My fingers instinctively curl around the knife I have resting in my lap as I work out who I might need to stab on my way to the door.
I’ve heard this all before. Notably, before the auction in club Asylum.
I’m not going through that again.
“We don’t have time to go shopping,” Garrison says as I struggle to breathe.
I’m doing all the right things, air in through my nose and out of my mouth, but I’m breathless, so I must not be doing it right.
Now they are all looking at me, and I’m trying not to react to being the center of attention the way I’d be back at the Asylum auction.
I’m in a silk slip, trapped in a glass room. Alphas are bidding on me and a voice is yelling prices as I shrink away from their hungry attention, nails scrabbling for a way out, and?—
“Resa?” Garrison’s voice is like falling backward into a cold lake.
I look at him.
Breathing in through my mouth and out of my nose, I release the tight grip I have on the sweaty knife hilt. I strangle my panic as I compose myself under his quiet scrutiny. “What?”
“Did you have a particular style?” he asks.
“Style?” I echo.
You have got to start paying more attention to your surroundings, Resa. What were you just saying about the importance of details?
He flips open the lid of the laptop in front of him and turns it to face me. “It’s not safe to take you to a store, but if you want to look through this shop’s website, we can send Lex to pick you up a dress. Maybe something simple like this, so the party’s attendants know you’re working and leave you alone.”
This store happens to be a designer boutique. My parents weren’t wealthy and seeing how many zeros at the end of such simple looking dresses is bringing me out in a sweat. Maybe even hives.
I keep forgetting they have money.
I look at those zeroes and I gulp. “That’s a lot of money for a dress.”

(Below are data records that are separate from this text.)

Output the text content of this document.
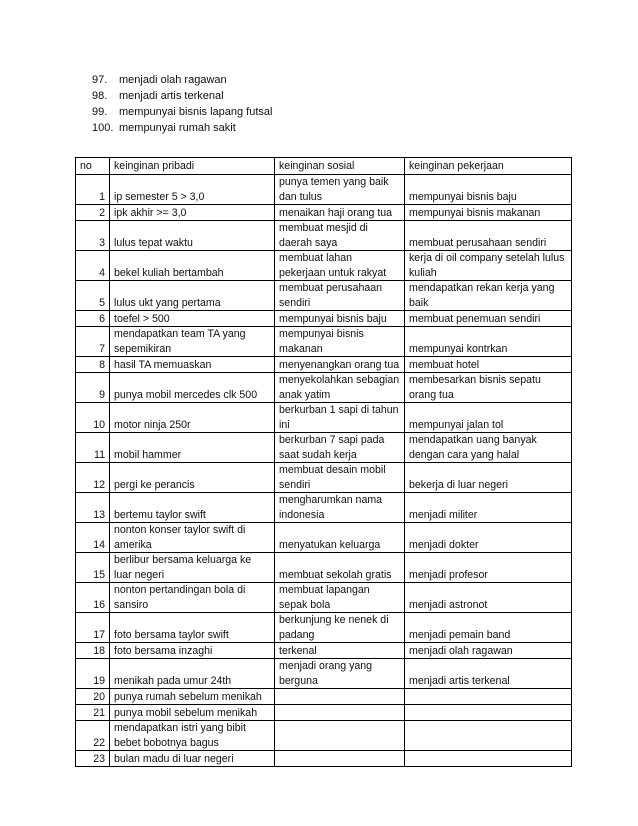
97.	menjadi olah ragawan
98.	menjadi artis terkenal
99.	mempunyai bisnis lapang futsal
100. mempunyai rumah sakit
no	keinginan pribadi	keinginan sosial	keinginan pekerjaan
1	ip semester 5 > 3,0	punya temen yang baik dan tulus	mempunyai bisnis baju
2	ipk akhir >= 3,0	menaikan haji orang tua	mempunyai bisnis makanan
3	lulus tepat waktu	membuat mesjid di daerah saya	membuat perusahaan sendiri
4	bekel kuliah bertambah	membuat lahan pekerjaan untuk rakyat	kerja di oil company setelah lulus kuliah
5	lulus ukt yang pertama	membuat perusahaan sendiri	mendapatkan rekan kerja yang baik
6	toefel > 500	mempunyai bisnis baju	membuat penemuan sendiri
7	mendapatkan team TA yang sepemikiran	mempunyai bisnis makanan	mempunyai kontrkan
8	hasil TA memuaskan	menyenangkan orang tua	membuat hotel
9	punya mobil mercedes clk 500	menyekolahkan sebagian anak yatim	membesarkan bisnis sepatu orang tua
10	motor ninja 250r	berkurban 1 sapi di tahun ini	mempunyai jalan tol
11	mobil hammer	berkurban 7 sapi pada saat sudah kerja	mendapatkan uang banyak dengan cara yang halal
12	pergi ke perancis	membuat desain mobil sendiri	bekerja di luar negeri
13	bertemu taylor swift	mengharumkan nama indonesia	menjadi militer
14	nonton konser taylor swift di amerika	menyatukan keluarga	menjadi dokter
15	berlibur bersama keluarga ke luar negeri	membuat sekolah gratis	menjadi profesor
16	nonton pertandingan bola di sansiro	membuat lapangan sepak bola	menjadi astronot
17	foto bersama taylor swift	berkunjung ke nenek di padang	menjadi pemain band
18	foto bersama inzaghi	terkenal	menjadi olah ragawan
19	menikah pada umur 24th	menjadi orang yang berguna	menjadi artis terkenal
20	punya rumah sebelum menikah		
21	punya mobil sebelum menikah		
22	mendapatkan istri yang bibit bebet bobotnya bagus		
23	bulan madu di luar negeri		
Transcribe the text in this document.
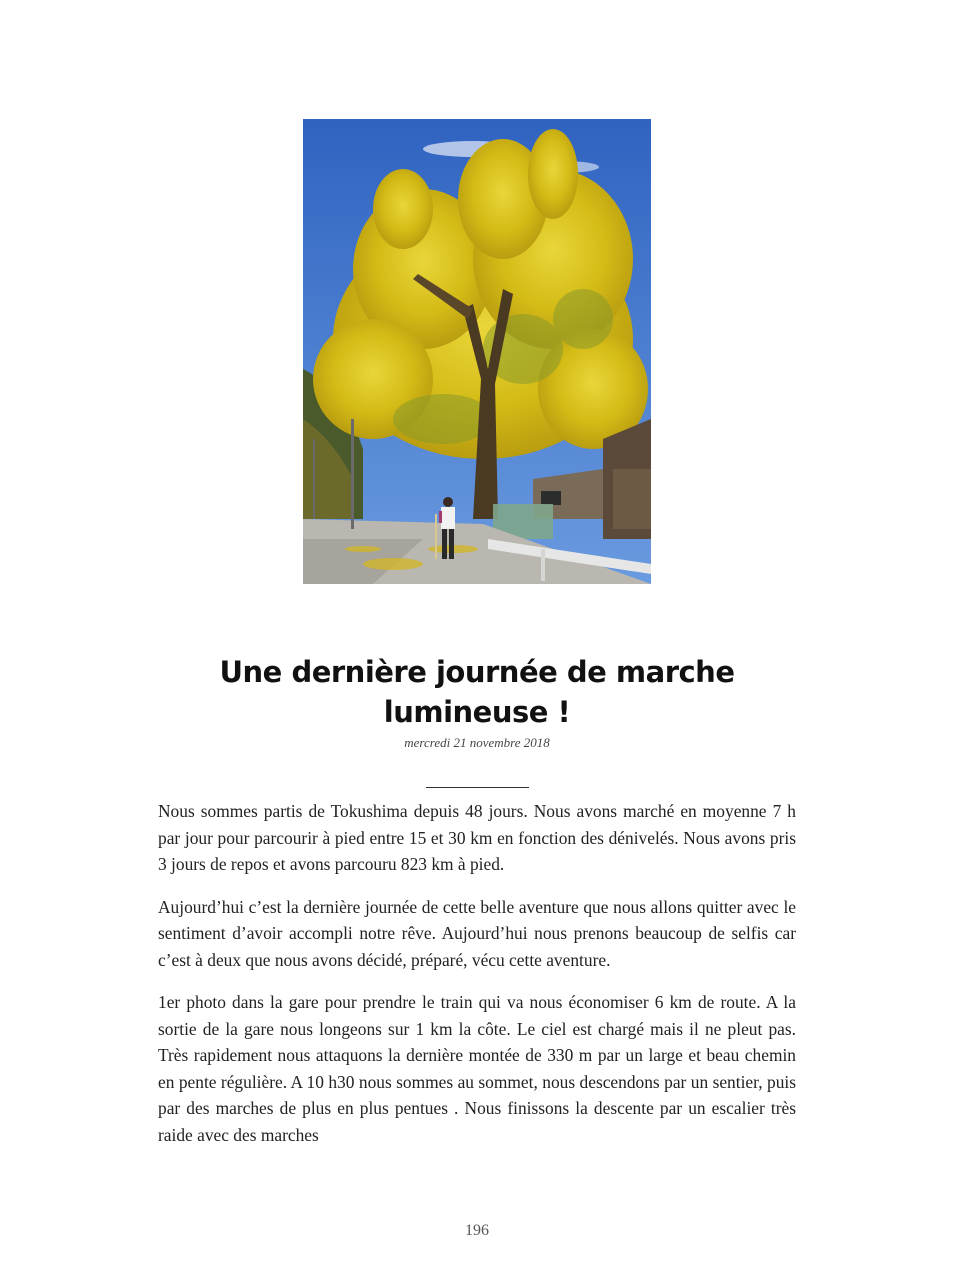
Une dernière journée de marche
lumineuse !
mercredi 21 novembre 2018

Nous sommes partis de Tokushima depuis 48 jours. Nous avons marché en moyenne 7 h par jour pour parcourir à pied entre 15 et 30 km en fonction des dénivelés. Nous avons pris 3 jours de repos et avons parcouru 823 km à pied.

Aujourd’hui c’est la dernière journée de cette belle aventure que nous allons quitter avec le sentiment d’avoir accompli notre rêve. Aujourd’hui nous prenons beaucoup de selfis car c’est à deux que nous avons décidé, préparé, vécu cette aventure.

1er photo dans la gare pour prendre le train qui va nous économiser 6 km de route. A la sortie de la gare nous longeons sur 1 km la côte. Le ciel est chargé mais il ne pleut pas. Très rapidement nous attaquons la dernière montée de 330 m par un large et beau chemin en pente régulière. A 10 h30 nous sommes au sommet, nous descendons par un sentier, puis par des marches de plus en plus pentues . Nous finissons la descente par un escalier très raide avec des marches

196
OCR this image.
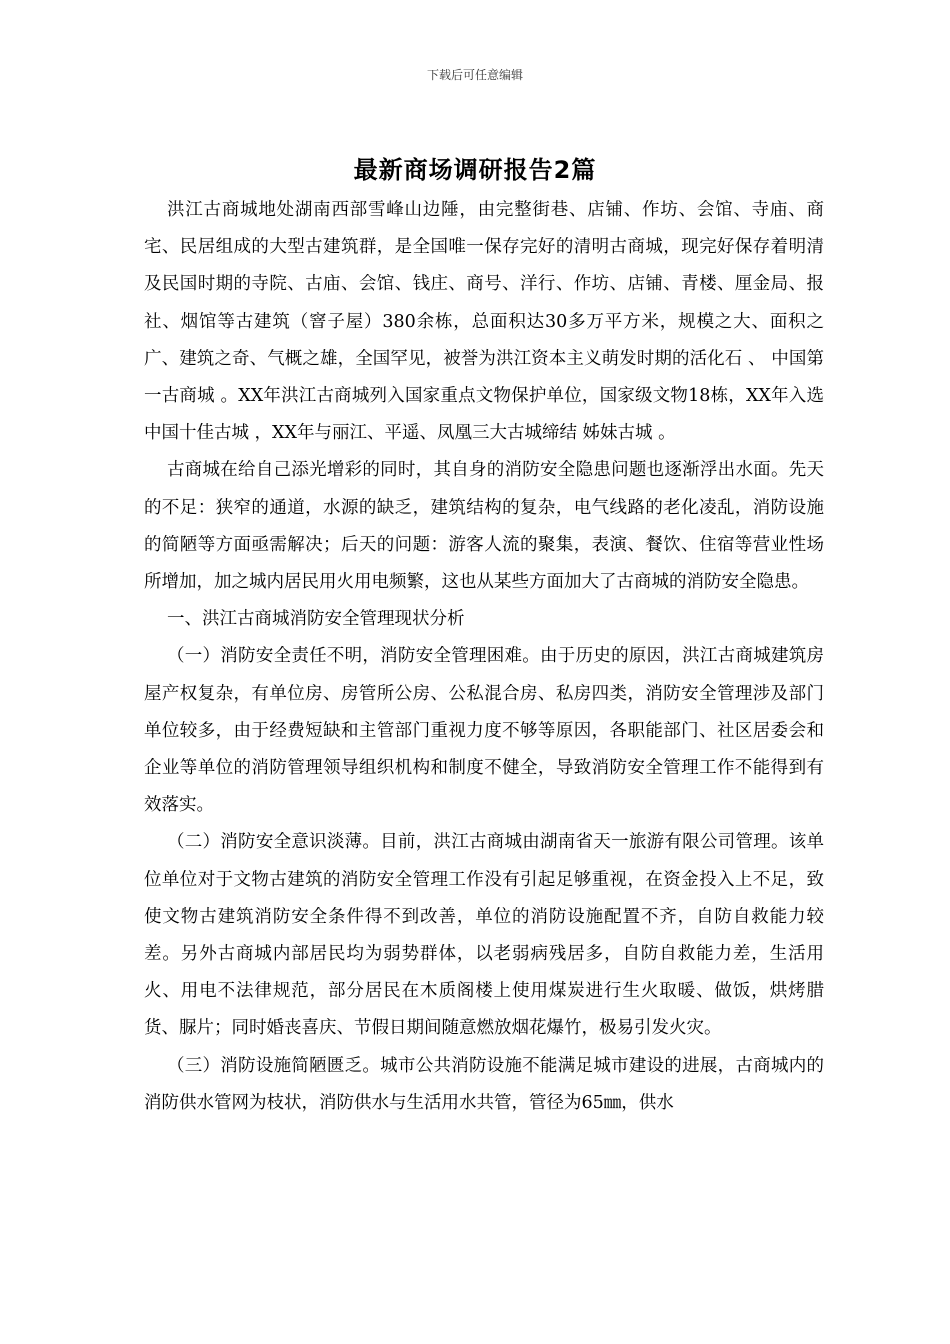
下载后可任意编辑
最新商场调研报告2篇

洪江古商城地处湖南西部雪峰山边陲，由完整街巷、店铺、作坊、会馆、寺庙、商宅、民居组成的大型古建筑群，是全国唯一保存完好的清明古商城，现完好保存着明清及民国时期的寺院、古庙、会馆、钱庄、商号、洋行、作坊、店铺、青楼、厘金局、报社、烟馆等古建筑（窨子屋）380余栋，总面积达30多万平方米，规模之大、面积之广、建筑之奇、气概之雄，全国罕见，被誉为洪江资本主义萌发时期的活化石 、 中国第一古商城 。XX年洪江古商城列入国家重点文物保护单位，国家级文物18栋，XX年入选 中国十佳古城 ，XX年与丽江、平遥、凤凰三大古城缔结 姊妹古城 。

古商城在给自己添光增彩的同时，其自身的消防安全隐患问题也逐渐浮出水面。先天的不足：狭窄的通道，水源的缺乏，建筑结构的复杂，电气线路的老化凌乱，消防设施的简陋等方面亟需解决；后天的问题：游客人流的聚集，表演、餐饮、住宿等营业性场所增加，加之城内居民用火用电频繁，这也从某些方面加大了古商城的消防安全隐患。

一、洪江古商城消防安全管理现状分析

（一）消防安全责任不明，消防安全管理困难。由于历史的原因，洪江古商城建筑房屋产权复杂，有单位房、房管所公房、公私混合房、私房四类，消防安全管理涉及部门单位较多，由于经费短缺和主管部门重视力度不够等原因，各职能部门、社区居委会和企业等单位的消防管理领导组织机构和制度不健全，导致消防安全管理工作不能得到有效落实。

（二）消防安全意识淡薄。目前，洪江古商城由湖南省天一旅游有限公司管理。该单位单位对于文物古建筑的消防安全管理工作没有引起足够重视，在资金投入上不足，致使文物古建筑消防安全条件得不到改善，单位的消防设施配置不齐，自防自救能力较差。另外古商城内部居民均为弱势群体，以老弱病残居多，自防自救能力差，生活用火、用电不法律规范，部分居民在木质阁楼上使用煤炭进行生火取暖、做饭，烘烤腊货、脲片；同时婚丧喜庆、节假日期间随意燃放烟花爆竹，极易引发火灾。

（三）消防设施简陋匮乏。城市公共消防设施不能满足城市建设的进展，古商城内的消防供水管网为枝状，消防供水与生活用水共管，管径为65㎜，供水
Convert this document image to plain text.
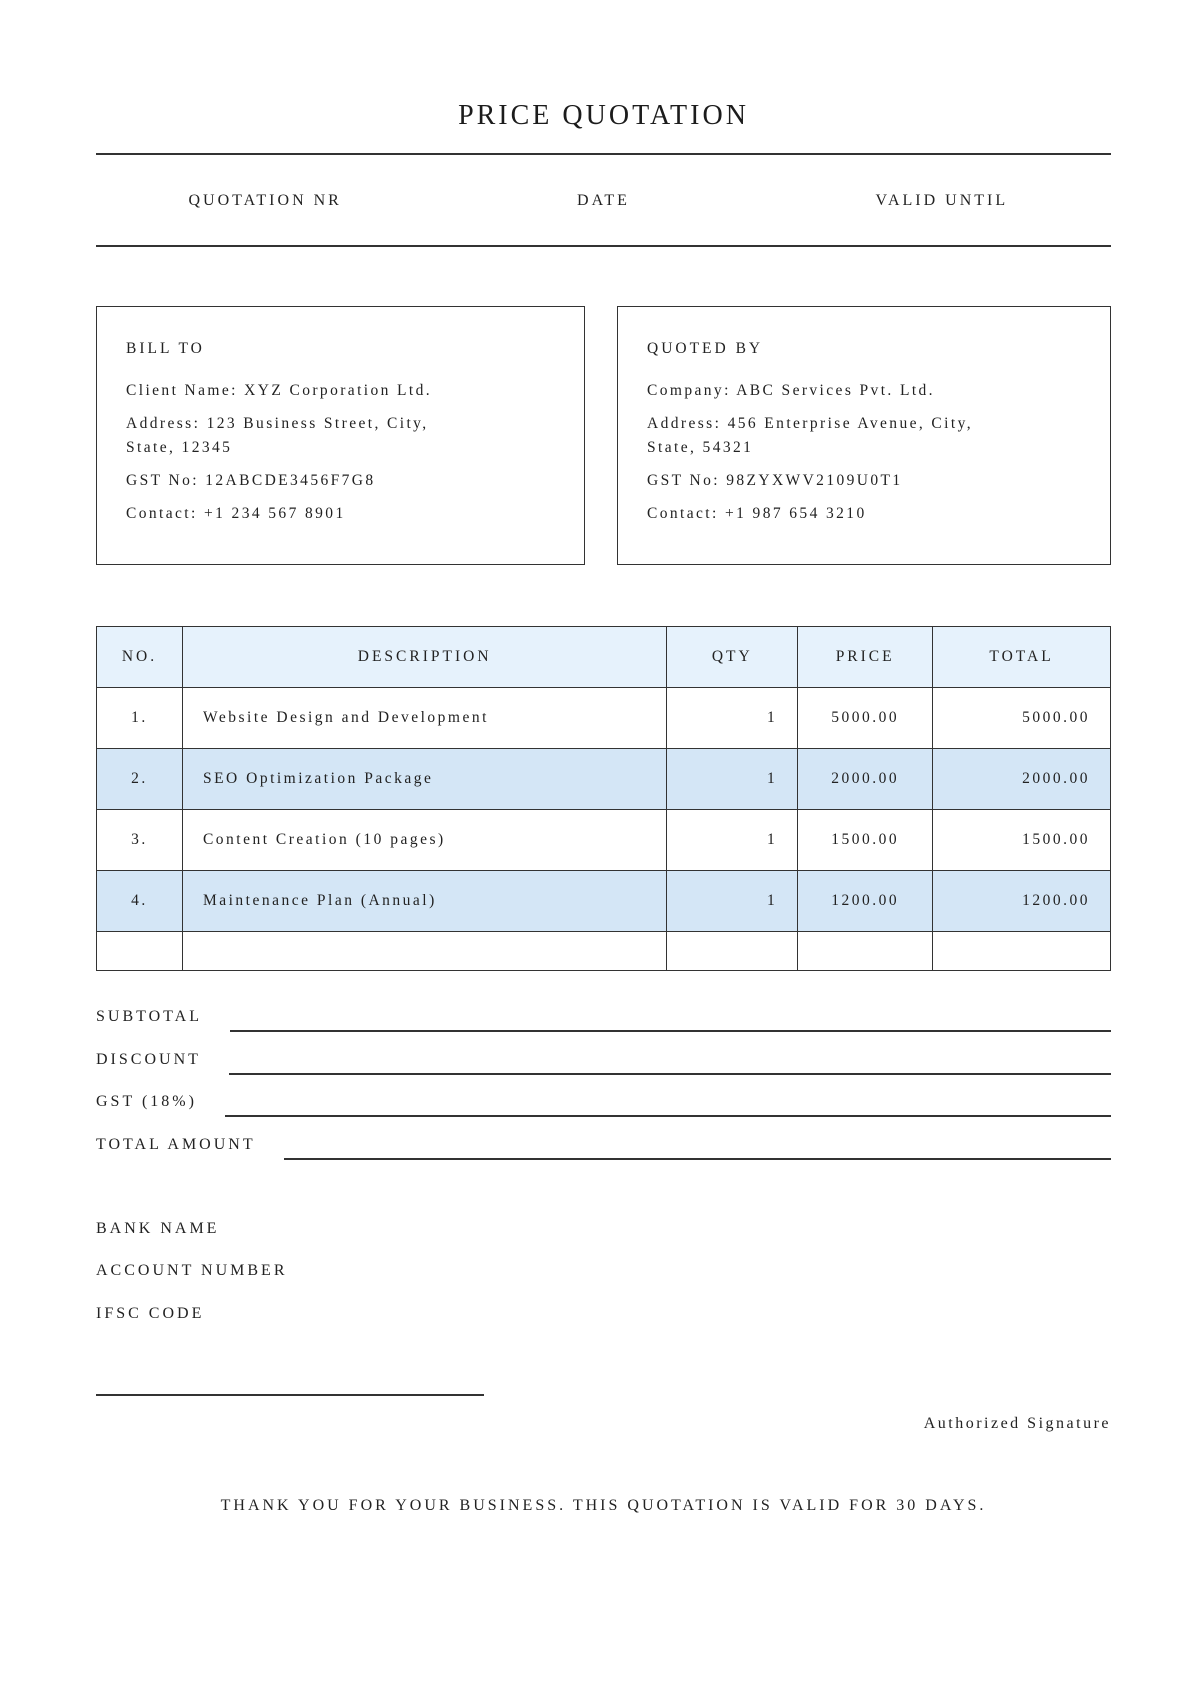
PRICE QUOTATION
QUOTATION NR	DATE	VALID UNTIL
BILL TO
Client Name: XYZ Corporation Ltd.
Address: 123 Business Street, City,
State, 12345
GST No: 12ABCDE3456F7G8
Contact: +1 234 567 8901
QUOTED BY
Company: ABC Services Pvt. Ltd.
Address: 456 Enterprise Avenue, City,
State, 54321
GST No: 98ZYXWV2109U0T1
Contact: +1 987 654 3210
NO.	DESCRIPTION	QTY	PRICE	TOTAL
1.	Website Design and Development	1	5000.00	5000.00
2.	SEO Optimization Package	1	2000.00	2000.00
3.	Content Creation (10 pages)	1	1500.00	1500.00
4.	Maintenance Plan (Annual)	1	1200.00	1200.00

SUBTOTAL
DISCOUNT
GST (18%)
TOTAL AMOUNT
BANK NAME
ACCOUNT NUMBER
IFSC CODE
Authorized Signature
THANK YOU FOR YOUR BUSINESS. THIS QUOTATION IS VALID FOR 30 DAYS.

“We’re good at what we do and the people who pay us know it,” Garrison says.
He wants me to pick out a two thousand dollar dress that I’ll wear for one night—less, actually—five or six hours and likely never wear again, and he’s good with that?
“I don’t think I need a dress so…” I gesture with my left hand since my right is busy sweating on a knife. Expensive? Designer? “I’ll just be at the back so?—”
“The cost isn’t important. Choose something you like and it’s yours,” Garrison interrupts.
So he’s good with it. Totally fine with throwing money away on me for no good reason.
Vaughn swipes the laptop from Garrison and winces. “Yeesh, that’s ugly. She’s not wearing those maid outfits.”
I frown. “I don’t care what I wear.”
A few taps, a nod of approval, and Vaughn swivels the monitor to face me. “This one.”
If I thought two thousand dollar dresses was expensive, the dress Vaughn picks out, a beautiful confection of black lace, makes me relieved I’m sitting down.
A dress like that belongs on an omega who lives a dream life I would see on TV or in fashion magazines being wined and dined by handsome, wealthy alphas.
A dress like that, as beautiful as it is, does not belong on someone like me.
My smile is as brittle as I nudge the laptop away. “I appreciate the thought, but I don’t need an expensive dress. If I’m going to be at the back, then I can just wear this. Maybe something black, to not attract any attention.”
Garrison nods as he takes the laptop, closing it firmly on the most beautiful dress I’ve ever seen in my life. “Then Lex can pick up something black. Maybe jeans and a T-shirt?”